Маэстро встал с кресла и поспешил навстречу пришедшим. Кассандра с удивлением обнаружила, что он очень молод, ему сложно было дать больше двадцати лет. Неужели этот человек был уже признанным композитором, получившим приглашение возглавить королевский театр в Неаполе? Но Россини сам развеял ее сомнения, представившись:
— Приветствую вас в театре Сан-Карло, сеньорита, я — Джоаккино Россини, руководитель этого театра, а вы, как я понимаю, дочь великой Молибрани?
— Да, сеньор, меня зовут Кассандра Молибрани, я хотела бы петь в вашей труппе.
— А у кого вы учились? — поинтересовался Россини.
Кассандра не помнила, что она вообще училась, но сказала то, что говорил ей отец:
— Меня учила моя матушка.
— Ну, лучшей учительницы не найдешь, — согласился маэстро. — Что бы вы хотели спеть нам?
— Я пою духовную музыку, но могу попробовать спеть что-нибудь по вашему желанию, — предложила Кассандра, понимая, что произведения, которые она пела отцу, скорее всего, не подойдут для оперного театра.
— Давайте попробуем что-нибудь из «Танкреда», — предложил маэстро. — Вы знаете арию «За все тревоги»?
— Можно мне ноты? — дипломатично спросила Кассандра, которая не помнила, знает ли она эту арию.
— Пожалуйста, возьмите мои, — предложил Россини и протянул девушке партитуру оперы, открыв ее на нужной странице. — Поднимайтесь на сцену, я сам вам буду аккомпанировать.
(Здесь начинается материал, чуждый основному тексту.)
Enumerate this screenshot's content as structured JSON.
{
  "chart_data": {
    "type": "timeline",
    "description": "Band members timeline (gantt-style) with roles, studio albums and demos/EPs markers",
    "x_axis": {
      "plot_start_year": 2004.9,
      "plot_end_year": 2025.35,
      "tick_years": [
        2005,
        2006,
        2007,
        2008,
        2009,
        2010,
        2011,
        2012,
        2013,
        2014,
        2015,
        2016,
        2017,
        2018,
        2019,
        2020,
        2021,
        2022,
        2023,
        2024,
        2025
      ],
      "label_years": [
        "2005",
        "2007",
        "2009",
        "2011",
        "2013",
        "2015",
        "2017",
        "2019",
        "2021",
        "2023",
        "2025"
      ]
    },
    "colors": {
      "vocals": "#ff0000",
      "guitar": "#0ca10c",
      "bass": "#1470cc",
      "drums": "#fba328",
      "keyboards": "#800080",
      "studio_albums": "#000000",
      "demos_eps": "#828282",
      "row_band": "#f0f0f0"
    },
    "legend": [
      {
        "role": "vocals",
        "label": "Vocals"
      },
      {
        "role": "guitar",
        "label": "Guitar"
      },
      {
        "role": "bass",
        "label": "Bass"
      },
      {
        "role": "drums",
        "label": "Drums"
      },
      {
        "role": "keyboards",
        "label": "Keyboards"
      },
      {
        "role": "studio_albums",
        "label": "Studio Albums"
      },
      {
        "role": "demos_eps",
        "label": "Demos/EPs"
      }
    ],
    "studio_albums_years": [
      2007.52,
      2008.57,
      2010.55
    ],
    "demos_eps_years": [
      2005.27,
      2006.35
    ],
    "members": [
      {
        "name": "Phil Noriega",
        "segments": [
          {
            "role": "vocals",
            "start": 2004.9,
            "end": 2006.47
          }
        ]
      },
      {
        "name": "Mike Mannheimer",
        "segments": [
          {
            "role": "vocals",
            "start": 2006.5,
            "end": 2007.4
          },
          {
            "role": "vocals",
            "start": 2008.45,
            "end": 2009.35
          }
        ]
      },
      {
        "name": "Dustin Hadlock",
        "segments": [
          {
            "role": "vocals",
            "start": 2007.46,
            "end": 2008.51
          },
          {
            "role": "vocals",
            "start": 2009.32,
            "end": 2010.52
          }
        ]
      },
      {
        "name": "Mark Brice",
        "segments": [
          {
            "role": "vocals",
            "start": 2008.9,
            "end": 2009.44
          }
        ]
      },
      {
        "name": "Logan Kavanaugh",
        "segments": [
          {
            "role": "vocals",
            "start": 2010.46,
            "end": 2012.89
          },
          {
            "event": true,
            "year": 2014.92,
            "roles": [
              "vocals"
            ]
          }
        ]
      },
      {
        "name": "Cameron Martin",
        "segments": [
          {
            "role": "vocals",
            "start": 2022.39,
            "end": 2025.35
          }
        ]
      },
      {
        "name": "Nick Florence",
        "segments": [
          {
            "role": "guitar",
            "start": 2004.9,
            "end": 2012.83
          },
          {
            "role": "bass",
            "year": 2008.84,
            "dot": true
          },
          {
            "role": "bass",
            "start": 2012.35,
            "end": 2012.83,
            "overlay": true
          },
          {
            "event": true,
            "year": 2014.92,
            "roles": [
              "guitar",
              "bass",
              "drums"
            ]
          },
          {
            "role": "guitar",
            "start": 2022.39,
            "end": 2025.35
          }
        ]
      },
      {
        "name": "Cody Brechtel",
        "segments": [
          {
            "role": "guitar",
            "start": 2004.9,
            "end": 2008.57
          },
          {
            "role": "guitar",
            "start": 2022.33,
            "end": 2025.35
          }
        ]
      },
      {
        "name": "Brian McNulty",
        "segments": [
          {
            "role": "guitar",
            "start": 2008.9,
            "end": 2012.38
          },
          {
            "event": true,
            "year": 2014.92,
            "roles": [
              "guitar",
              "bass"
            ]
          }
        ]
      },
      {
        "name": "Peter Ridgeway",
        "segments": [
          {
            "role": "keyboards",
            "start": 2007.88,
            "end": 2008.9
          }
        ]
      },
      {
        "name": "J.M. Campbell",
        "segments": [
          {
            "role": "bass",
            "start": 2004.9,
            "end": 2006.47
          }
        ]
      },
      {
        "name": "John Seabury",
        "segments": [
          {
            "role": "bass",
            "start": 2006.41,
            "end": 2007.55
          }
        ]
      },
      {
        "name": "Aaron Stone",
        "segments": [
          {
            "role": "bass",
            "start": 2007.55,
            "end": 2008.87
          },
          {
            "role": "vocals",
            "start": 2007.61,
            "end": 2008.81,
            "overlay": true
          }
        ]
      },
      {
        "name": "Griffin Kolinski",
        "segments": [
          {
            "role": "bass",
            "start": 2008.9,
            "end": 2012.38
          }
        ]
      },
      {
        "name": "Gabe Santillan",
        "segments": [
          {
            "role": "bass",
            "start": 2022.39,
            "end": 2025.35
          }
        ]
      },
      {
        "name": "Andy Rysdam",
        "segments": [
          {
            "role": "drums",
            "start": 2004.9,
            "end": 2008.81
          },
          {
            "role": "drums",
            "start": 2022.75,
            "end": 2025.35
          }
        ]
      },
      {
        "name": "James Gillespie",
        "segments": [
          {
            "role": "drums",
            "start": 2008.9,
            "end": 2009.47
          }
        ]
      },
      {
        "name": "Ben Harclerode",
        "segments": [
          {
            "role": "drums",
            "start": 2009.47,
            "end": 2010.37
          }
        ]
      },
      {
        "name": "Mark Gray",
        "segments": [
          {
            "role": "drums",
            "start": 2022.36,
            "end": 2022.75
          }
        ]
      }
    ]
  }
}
Россини прошел к фортепьяно, стоящему в оркестре, а Кассандра подошла к боковым ступенькам и поднялась на сцену. Капризная черноволосая женщина, стоявшая до этого у рампы, под шум разговора незаметно удалилась, и девушка прошла к тому месту, где та до этого стояла. Кассандра впервые глянула со сцены в зрительный зал и поразилась тому огромному звенящему пространству, которое приняло ее в невидимые объятия. Это было непередаваемое ощущение, она замерла, как на краю высокой скалы, под которой плещется голубое море, сливаясь в невидимой точке с таким же голубым небом. Но голос Россини вернул девушку к действительности.
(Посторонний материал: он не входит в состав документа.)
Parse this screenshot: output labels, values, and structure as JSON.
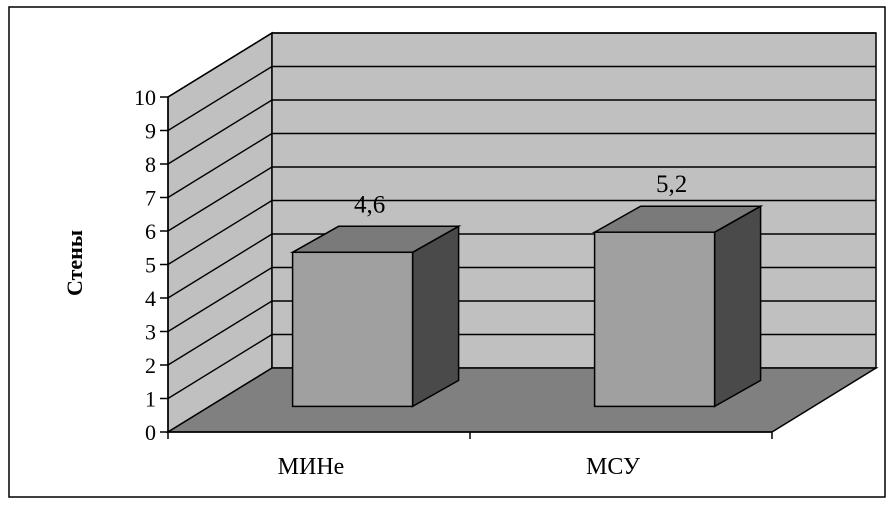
{
  "chart_data": {
    "type": "bar",
    "style": "3d-column",
    "categories": [
      "МИНе",
      "МСУ"
    ],
    "values": [
      4.6,
      5.2
    ],
    "data_labels": [
      "4,6",
      "5,2"
    ],
    "ylabel": "Стены",
    "ylim": [
      0,
      10
    ],
    "yticks": [
      "0",
      "1",
      "2",
      "3",
      "4",
      "5",
      "6",
      "7",
      "8",
      "9",
      "10"
    ],
    "grid": true,
    "legend": "none",
    "colors": {
      "back_wall": "#c0c0c0",
      "side_wall": "#c0c0c0",
      "floor": "#808080",
      "bar_front": "#a0a0a0",
      "bar_top": "#7a7a7a",
      "bar_side": "#4a4a4a",
      "line": "#000000"
    }
  }
}
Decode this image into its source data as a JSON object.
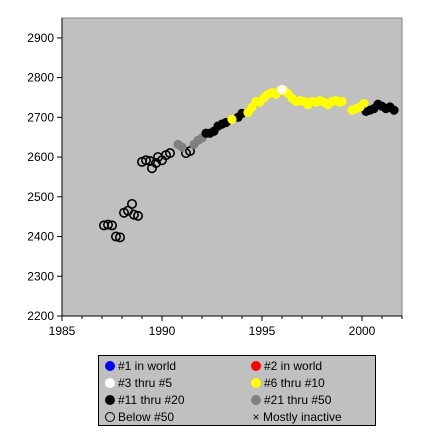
{
  "chart_data": {
    "type": "scatter",
    "title": "",
    "xlabel": "",
    "ylabel": "",
    "xlim": [
      1985,
      2002
    ],
    "ylim": [
      2200,
      2950
    ],
    "xticks": [
      1985,
      1990,
      1995,
      2000
    ],
    "yticks": [
      2200,
      2300,
      2400,
      2500,
      2600,
      2700,
      2800,
      2900
    ],
    "grid": false,
    "background": "#c0c0c0",
    "legend_position": "bottom",
    "legend": [
      {
        "name": "#1 in world",
        "color": "#0000ff",
        "marker": "filled"
      },
      {
        "name": "#2 in world",
        "color": "#ff0000",
        "marker": "filled"
      },
      {
        "name": "#3 thru #5",
        "color": "#ffffff",
        "marker": "filled"
      },
      {
        "name": "#6 thru #10",
        "color": "#ffff00",
        "marker": "filled"
      },
      {
        "name": "#11 thru #20",
        "color": "#000000",
        "marker": "filled"
      },
      {
        "name": "#21 thru #50",
        "color": "#808080",
        "marker": "filled"
      },
      {
        "name": "Below #50",
        "color": "#000000",
        "marker": "open"
      },
      {
        "name": "Mostly inactive",
        "color": "#000000",
        "marker": "x"
      }
    ],
    "series": [
      {
        "name": "Below #50",
        "color": "#000000",
        "marker": "open",
        "points": [
          [
            1987.1,
            2428
          ],
          [
            1987.3,
            2430
          ],
          [
            1987.5,
            2428
          ],
          [
            1987.7,
            2400
          ],
          [
            1987.9,
            2398
          ],
          [
            1988.1,
            2460
          ],
          [
            1988.3,
            2465
          ],
          [
            1988.5,
            2482
          ],
          [
            1988.6,
            2455
          ],
          [
            1988.8,
            2452
          ],
          [
            1989.0,
            2588
          ],
          [
            1989.2,
            2592
          ],
          [
            1989.4,
            2590
          ],
          [
            1989.5,
            2572
          ],
          [
            1989.7,
            2585
          ],
          [
            1989.8,
            2600
          ],
          [
            1990.0,
            2592
          ],
          [
            1990.2,
            2605
          ],
          [
            1990.4,
            2610
          ],
          [
            1991.2,
            2610
          ],
          [
            1991.4,
            2615
          ]
        ]
      },
      {
        "name": "#21 thru #50",
        "color": "#808080",
        "marker": "filled",
        "points": [
          [
            1990.8,
            2632
          ],
          [
            1991.0,
            2625
          ],
          [
            1991.6,
            2632
          ],
          [
            1991.8,
            2642
          ],
          [
            1992.0,
            2648
          ]
        ]
      },
      {
        "name": "#11 thru #20",
        "color": "#000000",
        "marker": "filled",
        "points": [
          [
            1992.2,
            2660
          ],
          [
            1992.4,
            2660
          ],
          [
            1992.6,
            2665
          ],
          [
            1992.8,
            2678
          ],
          [
            1993.0,
            2683
          ],
          [
            1993.2,
            2687
          ],
          [
            1993.8,
            2700
          ],
          [
            1994.0,
            2710
          ],
          [
            2000.2,
            2715
          ],
          [
            2000.4,
            2718
          ],
          [
            2000.6,
            2722
          ],
          [
            2000.8,
            2733
          ],
          [
            2001.0,
            2728
          ],
          [
            2001.2,
            2722
          ],
          [
            2001.4,
            2726
          ],
          [
            2001.6,
            2718
          ]
        ]
      },
      {
        "name": "#6 thru #10",
        "color": "#ffff00",
        "marker": "filled",
        "points": [
          [
            1993.5,
            2695
          ],
          [
            1994.3,
            2712
          ],
          [
            1994.5,
            2725
          ],
          [
            1994.7,
            2740
          ],
          [
            1994.9,
            2738
          ],
          [
            1995.1,
            2750
          ],
          [
            1995.3,
            2758
          ],
          [
            1995.5,
            2762
          ],
          [
            1995.7,
            2758
          ],
          [
            1995.9,
            2768
          ],
          [
            1996.1,
            2768
          ],
          [
            1996.3,
            2760
          ],
          [
            1996.5,
            2748
          ],
          [
            1996.7,
            2740
          ],
          [
            1996.9,
            2742
          ],
          [
            1997.1,
            2740
          ],
          [
            1997.3,
            2732
          ],
          [
            1997.5,
            2740
          ],
          [
            1997.7,
            2738
          ],
          [
            1997.9,
            2742
          ],
          [
            1998.1,
            2738
          ],
          [
            1998.3,
            2732
          ],
          [
            1998.5,
            2740
          ],
          [
            1998.7,
            2742
          ],
          [
            1998.9,
            2738
          ],
          [
            1999.0,
            2740
          ],
          [
            1999.5,
            2718
          ],
          [
            1999.7,
            2722
          ],
          [
            1999.9,
            2726
          ],
          [
            2000.1,
            2735
          ]
        ]
      },
      {
        "name": "#3 thru #5",
        "color": "#ffffff",
        "marker": "filled",
        "points": [
          [
            1996.0,
            2770
          ]
        ]
      }
    ]
  }
}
— Вы готовы? — спросил маэстро.
Кассандра посмотрела в ноты и поняла, что знает арию.
— Да, я готова, — ответила она.
Россини заиграл вступление, и девушка запела. С ее голосом произошло какое-то чудо: он взлетел, как птица к невидимому потолку, и, отразившись от него или от стен, а может быть, от того и другого, вернулся на сцену, накрыв Кассандру. Она пела — и поражалась тому, как же это у нее получается, голос легко поднимался на верхние октавы, рассыпаясь серебристыми руладами, потом опускался до низких бархатных низов. Кассандра даже не заметила, как допела арию до конца, и когда Россини взял последний аккорд, испытала чувство разочарования. Она была готова остаться на сцене навсегда. Но пока, к сожалению, на эту сцену ее еще не пригласили, сейчас следовало выслушать мнение маэстро.
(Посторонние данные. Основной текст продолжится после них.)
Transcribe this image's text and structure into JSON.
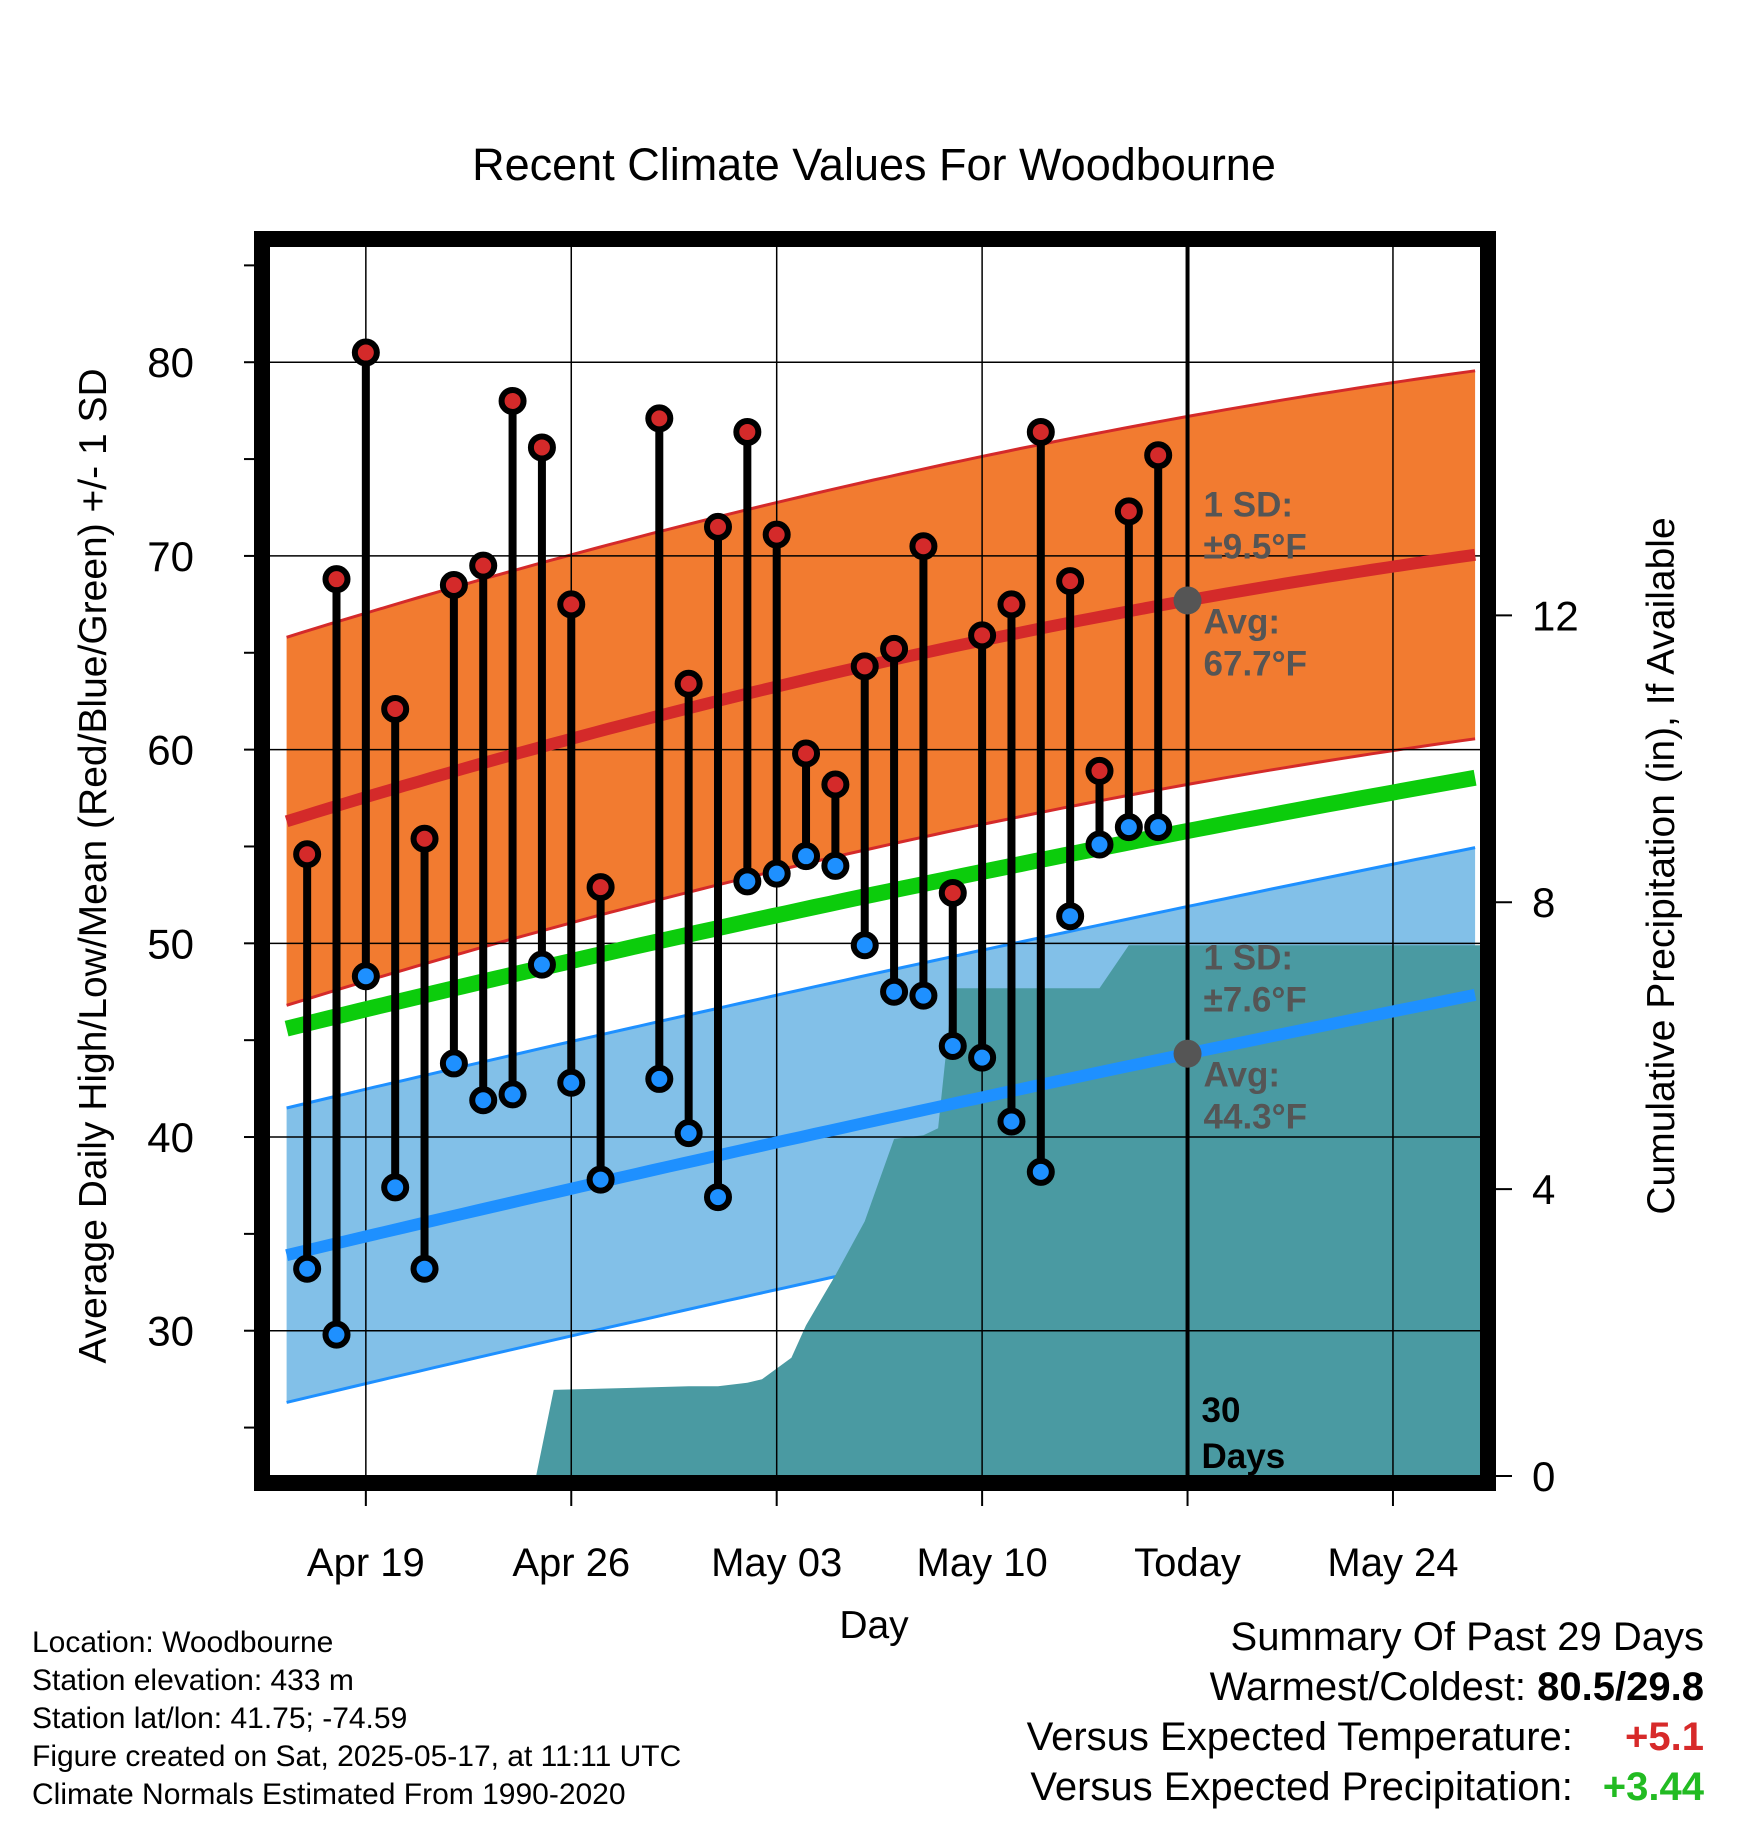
{
  "chart_data": {
    "type": "line",
    "title": "Recent Climate Values For Woodbourne",
    "xlabel": "Day",
    "ylabel": "Average Daily High/Low/Mean (Red/Blue/Green) +/- 1 SD",
    "y2label": "Cumulative Precipitation (in), If Available",
    "ylim": [
      22.5,
      86
    ],
    "y2lim": [
      0,
      17.15
    ],
    "yticks": [
      30,
      40,
      50,
      60,
      70,
      80
    ],
    "ytick_labels": [
      "30",
      "40",
      "50",
      "60",
      "70",
      "80"
    ],
    "y2ticks": [
      0,
      4,
      8,
      12
    ],
    "y2tick_labels": [
      "0",
      "4",
      "8",
      "12"
    ],
    "xlim": [
      -3.3,
      38
    ],
    "xticks": [
      0,
      7,
      14,
      21,
      28,
      35
    ],
    "xtick_labels": [
      "Apr 19",
      "Apr 26",
      "May 03",
      "May 10",
      "Today",
      "May 24"
    ],
    "today_x": 28,
    "today_label": [
      "30",
      "Days"
    ],
    "days": [
      -2,
      -1,
      0,
      1,
      2,
      3,
      4,
      5,
      6,
      7,
      8,
      10,
      11,
      12,
      13,
      14,
      15,
      16,
      17,
      18,
      19,
      20,
      21,
      22,
      23,
      24,
      25,
      26,
      27
    ],
    "highs": [
      54.6,
      68.8,
      80.5,
      62.1,
      55.4,
      68.5,
      69.5,
      78.0,
      75.6,
      67.5,
      52.9,
      77.1,
      63.4,
      71.5,
      76.4,
      71.1,
      59.8,
      58.2,
      64.3,
      65.2,
      70.5,
      52.6,
      65.9,
      67.5,
      76.4,
      68.7,
      58.9,
      72.3,
      75.2
    ],
    "lows": [
      33.2,
      29.8,
      48.3,
      37.4,
      33.2,
      43.8,
      41.9,
      42.2,
      48.9,
      42.8,
      37.8,
      43.0,
      40.2,
      36.9,
      53.2,
      53.6,
      54.5,
      54.0,
      49.9,
      47.5,
      47.3,
      44.7,
      44.1,
      40.8,
      38.2,
      51.4,
      55.1,
      56.0,
      56.0
    ],
    "normals": {
      "x": [
        -2.7,
        28,
        38
      ],
      "high_avg": [
        56.3,
        67.7,
        70.1
      ],
      "high_sd": 9.5,
      "low_avg": [
        33.9,
        44.3,
        47.4
      ],
      "low_sd": 7.6,
      "mean_avg": [
        45.6,
        55.8,
        58.6
      ]
    },
    "normal_labels": {
      "high_sd": [
        "1 SD:",
        "±9.5°F"
      ],
      "high_avg": [
        "Avg:",
        "67.7°F"
      ],
      "low_sd": [
        "1 SD:",
        "±7.6°F"
      ],
      "low_avg": [
        "Avg:",
        "44.3°F"
      ]
    },
    "precip": {
      "x": [
        -2.7,
        5.8,
        6.4,
        11,
        12,
        13,
        13.5,
        14.5,
        15,
        15.5,
        16,
        17,
        18,
        19,
        19.5,
        20,
        21,
        22,
        23,
        24,
        25,
        26,
        27,
        28,
        38
      ],
      "values": [
        0,
        0,
        1.2,
        1.25,
        1.25,
        1.3,
        1.35,
        1.65,
        2.1,
        2.45,
        2.8,
        3.55,
        4.7,
        4.75,
        4.85,
        6.8,
        6.8,
        6.8,
        6.8,
        6.8,
        6.8,
        7.4,
        7.4,
        7.4,
        7.4
      ]
    },
    "colors": {
      "high": "#d42a2a",
      "high_band": "#f27b30",
      "low": "#1e90ff",
      "low_band": "#82c0e8",
      "mean": "#0ccc0c",
      "precip": "#4a9aa2",
      "marker_text": "#555555"
    }
  },
  "info": {
    "location": "Location: Woodbourne",
    "elevation": "Station elevation: 433 m",
    "latlon": "Station lat/lon: 41.75; -74.59",
    "created": "Figure created on Sat, 2025-05-17, at 11:11 UTC",
    "normals": "Climate Normals Estimated From 1990-2020"
  },
  "summary": {
    "title": "Summary Of Past 29 Days",
    "warm_cold_label": "Warmest/Coldest:",
    "warm_cold_value": "80.5/29.8",
    "temp_label": "Versus Expected Temperature:",
    "temp_value": "+5.1",
    "precip_label": "Versus Expected Precipitation:",
    "precip_value": "+3.44"
  }
}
— Ну, что же, сеньорита, очень даже неплохо, — похвалил Россини. Матушка поставила вам голос, и тембр у вас прекрасный, а сила к голосу придет после месяца репетиций на сцене, когда вы научитесь правильно подавать его в зал. Но я требую от своих артистов еще и драматической игры, а вы слушали себя, не думая о том, каково это — быть в шкуре рыцаря из древних Сиракуз. Вам нужно учиться. Если хотите, я возьму вас в труппу на роли второго плана или на замену нашей примадонне Изабелле Кольбран, но выпущу на сцену не раньше чем через три месяца, если вы научитесь не только петь, но и играть. Пока вы учитесь, жалованье платить не буду. Ну, что?